O Fim do "Diferimento" por Recebimento: O Impacto no Fluxo de Caixa
Atualmente, muitas empresas pagam seus tributos apenas quando o dinheiro efetivamente entra na conta. A Reforma Tributária propõe uma mudança de mentalidade drástica com a chegada do IBS (Estados e Municípios) e da CBS (União).
Aqui estão os pontos fundamentais que você precisa entender:
1. O Momento do Fato Gerador (Quando nasce a obrigação de pagar)
Pela nova regra, o imposto será devido no momento em que a operação ocorre, independentemente de quando o cliente vai pagar. Se você vendeu um equipamento ou prestou um serviço hoje para receber em 12 parcelas, o IBS e a CBS sobre o valor total podem ser exigidos imediatamente.
Isso significa que você terá um "desencaixe" de caixa. O imposto sai antes do dinheiro entrar. Assim, o controle de emissão de notas e a vinculação com os eventos de entrega tornam-se críticos para evitar multas.
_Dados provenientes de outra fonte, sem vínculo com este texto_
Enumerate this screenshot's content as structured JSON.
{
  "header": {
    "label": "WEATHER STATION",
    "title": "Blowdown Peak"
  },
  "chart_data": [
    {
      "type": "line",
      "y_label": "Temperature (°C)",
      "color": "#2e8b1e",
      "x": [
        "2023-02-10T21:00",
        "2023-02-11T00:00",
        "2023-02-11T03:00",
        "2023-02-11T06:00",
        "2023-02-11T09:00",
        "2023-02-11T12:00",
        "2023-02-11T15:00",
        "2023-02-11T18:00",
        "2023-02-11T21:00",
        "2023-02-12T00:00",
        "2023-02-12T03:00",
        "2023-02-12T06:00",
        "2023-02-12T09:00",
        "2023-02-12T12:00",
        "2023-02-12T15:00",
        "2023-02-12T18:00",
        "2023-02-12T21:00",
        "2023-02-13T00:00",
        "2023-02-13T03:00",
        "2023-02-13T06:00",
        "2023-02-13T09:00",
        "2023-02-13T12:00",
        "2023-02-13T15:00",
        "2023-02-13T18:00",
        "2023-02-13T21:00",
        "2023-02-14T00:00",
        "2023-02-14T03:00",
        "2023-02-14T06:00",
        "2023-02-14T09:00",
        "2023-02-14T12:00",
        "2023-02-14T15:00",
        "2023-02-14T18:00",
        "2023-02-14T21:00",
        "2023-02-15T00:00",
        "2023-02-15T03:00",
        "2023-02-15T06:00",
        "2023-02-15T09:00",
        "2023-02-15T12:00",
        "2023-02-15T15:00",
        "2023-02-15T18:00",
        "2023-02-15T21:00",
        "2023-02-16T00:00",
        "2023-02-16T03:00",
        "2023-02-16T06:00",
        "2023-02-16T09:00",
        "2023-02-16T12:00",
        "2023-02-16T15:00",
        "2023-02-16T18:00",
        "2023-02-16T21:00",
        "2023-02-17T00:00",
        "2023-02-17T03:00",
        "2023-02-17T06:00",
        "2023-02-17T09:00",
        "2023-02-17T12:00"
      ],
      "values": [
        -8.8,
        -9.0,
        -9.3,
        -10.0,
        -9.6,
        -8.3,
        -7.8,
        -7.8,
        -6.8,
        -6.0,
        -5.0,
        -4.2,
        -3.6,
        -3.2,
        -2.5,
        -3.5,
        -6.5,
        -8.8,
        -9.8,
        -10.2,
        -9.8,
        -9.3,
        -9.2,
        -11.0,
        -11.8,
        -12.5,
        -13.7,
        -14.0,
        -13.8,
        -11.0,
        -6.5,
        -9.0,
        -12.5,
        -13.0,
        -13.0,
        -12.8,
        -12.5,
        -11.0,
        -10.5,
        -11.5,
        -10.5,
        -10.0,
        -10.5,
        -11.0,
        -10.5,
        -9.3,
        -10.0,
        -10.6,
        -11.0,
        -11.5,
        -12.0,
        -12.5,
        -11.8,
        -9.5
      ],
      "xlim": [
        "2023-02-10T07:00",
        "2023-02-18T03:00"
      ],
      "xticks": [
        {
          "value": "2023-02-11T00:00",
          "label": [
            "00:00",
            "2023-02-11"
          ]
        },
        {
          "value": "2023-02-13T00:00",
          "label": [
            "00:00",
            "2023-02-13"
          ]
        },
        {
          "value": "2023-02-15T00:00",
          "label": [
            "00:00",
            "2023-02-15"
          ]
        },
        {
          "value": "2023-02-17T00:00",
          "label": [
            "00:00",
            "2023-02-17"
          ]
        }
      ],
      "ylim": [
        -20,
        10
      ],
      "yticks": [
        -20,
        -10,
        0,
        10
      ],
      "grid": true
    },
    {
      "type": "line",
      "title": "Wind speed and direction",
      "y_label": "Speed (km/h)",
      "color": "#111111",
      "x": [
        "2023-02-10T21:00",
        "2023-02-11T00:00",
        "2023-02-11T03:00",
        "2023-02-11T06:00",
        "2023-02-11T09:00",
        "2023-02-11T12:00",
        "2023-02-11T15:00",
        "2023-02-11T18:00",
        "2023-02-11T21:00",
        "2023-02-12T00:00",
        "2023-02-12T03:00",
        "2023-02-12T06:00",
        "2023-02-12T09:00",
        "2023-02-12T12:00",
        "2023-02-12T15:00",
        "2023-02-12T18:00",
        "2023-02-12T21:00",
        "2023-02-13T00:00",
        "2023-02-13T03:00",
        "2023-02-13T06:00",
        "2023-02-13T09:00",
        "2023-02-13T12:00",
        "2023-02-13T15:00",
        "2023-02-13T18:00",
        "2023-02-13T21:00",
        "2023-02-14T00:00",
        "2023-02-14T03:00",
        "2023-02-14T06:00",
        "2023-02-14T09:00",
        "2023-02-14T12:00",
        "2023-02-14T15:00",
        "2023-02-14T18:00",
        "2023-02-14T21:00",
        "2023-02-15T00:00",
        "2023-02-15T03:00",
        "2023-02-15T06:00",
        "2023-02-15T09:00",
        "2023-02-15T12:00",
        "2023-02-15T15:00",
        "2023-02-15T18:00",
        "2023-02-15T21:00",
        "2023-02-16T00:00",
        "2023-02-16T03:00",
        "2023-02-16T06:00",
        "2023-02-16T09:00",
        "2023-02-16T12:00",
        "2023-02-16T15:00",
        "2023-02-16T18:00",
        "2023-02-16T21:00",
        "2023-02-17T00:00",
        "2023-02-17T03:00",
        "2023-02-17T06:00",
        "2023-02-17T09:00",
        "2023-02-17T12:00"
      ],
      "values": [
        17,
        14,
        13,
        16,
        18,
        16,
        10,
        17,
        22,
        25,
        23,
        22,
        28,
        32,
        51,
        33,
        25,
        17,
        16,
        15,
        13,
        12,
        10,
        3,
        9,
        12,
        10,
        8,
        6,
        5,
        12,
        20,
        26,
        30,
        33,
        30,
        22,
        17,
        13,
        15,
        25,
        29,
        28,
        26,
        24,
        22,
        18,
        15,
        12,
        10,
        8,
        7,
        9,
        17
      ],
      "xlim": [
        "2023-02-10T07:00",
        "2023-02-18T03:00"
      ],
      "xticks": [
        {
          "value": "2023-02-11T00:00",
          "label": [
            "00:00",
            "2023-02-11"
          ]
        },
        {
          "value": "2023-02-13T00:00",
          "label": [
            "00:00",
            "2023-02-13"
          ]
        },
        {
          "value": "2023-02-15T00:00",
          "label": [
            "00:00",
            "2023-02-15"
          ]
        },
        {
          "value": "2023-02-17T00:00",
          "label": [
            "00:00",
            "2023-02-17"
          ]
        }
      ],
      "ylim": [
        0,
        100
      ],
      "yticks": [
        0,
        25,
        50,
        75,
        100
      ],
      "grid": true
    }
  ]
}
2. Bens e Serviços com Pagamento Futuro
O texto da reforma busca tributar o "consumo". Se o bem foi entregue ou o serviço foi disponibilizado, entende-se que o consumo ocorreu, ainda que em um contrato com execução de longo prazo.
Atenção: Se houver um adiantamento (sinal), o imposto também incide sobre esse valor no momento do recebimento.
3. A Importância da Nota Fiscal Eletrônica e do "Split Payment"
A grande novidade tecnológica da reforma é o Split Payment (Pagamento Particionado). No futuro, quando o seu cliente pagar a duplicata, o banco poderá reter automaticamente a parcela do IBS e da CBS e enviar direto para o governo.
No caso de vendas a prazo, a discussão central é como o governo garantirá o crédito para quem compra se o imposto ainda não foi totalmente liquidado no fluxo financeiro.
4. Créditos: O Lado Positivo
Se por um lado você paga antes, por outro, o sistema de créditos será muito mais amplo (Crédito Pleno). Quase tudo o que a empresa adquire e que é tributado pelo IBS/CBS gera crédito para abater no que ela deve. Isso elimina o "imposto sobre imposto" (cumulatividade).
Dicas Práticas para o seu Planejamento:
Revisão de Contratos: Empresários devem revisar contratos de fornecimento de longo prazo. É preciso prever cláusulas que considerem o impacto do IBS/CBS logo na entrega do bem, prevendo o fôlego financeiro para o pagamento dos tributos.
Gestão de Inadimplência: Como o imposto será pago na "saída", se o seu cliente não te pagar, você já terá antecipado o imposto para o governo. O planejamento tributário precisará de mecanismos para recuperar esses valores em casos de perdas no recebimento.
Tecnologia: As empresas precisam de sistemas que façam o monitoramento em tempo real da entrega versus faturamento. O descasamento entre o que foi entregue e o que foi faturado será o alvo principal das fiscalizações automatizadas.
A transição para o IBS e CBS exige que a empresa pare de olhar apenas para o "financeiro" e passe a olhar com lupa para o "momento do fornecimento". A Reforma Tributária não muda apenas alíquotas, ela muda o ritmo do seu negócio.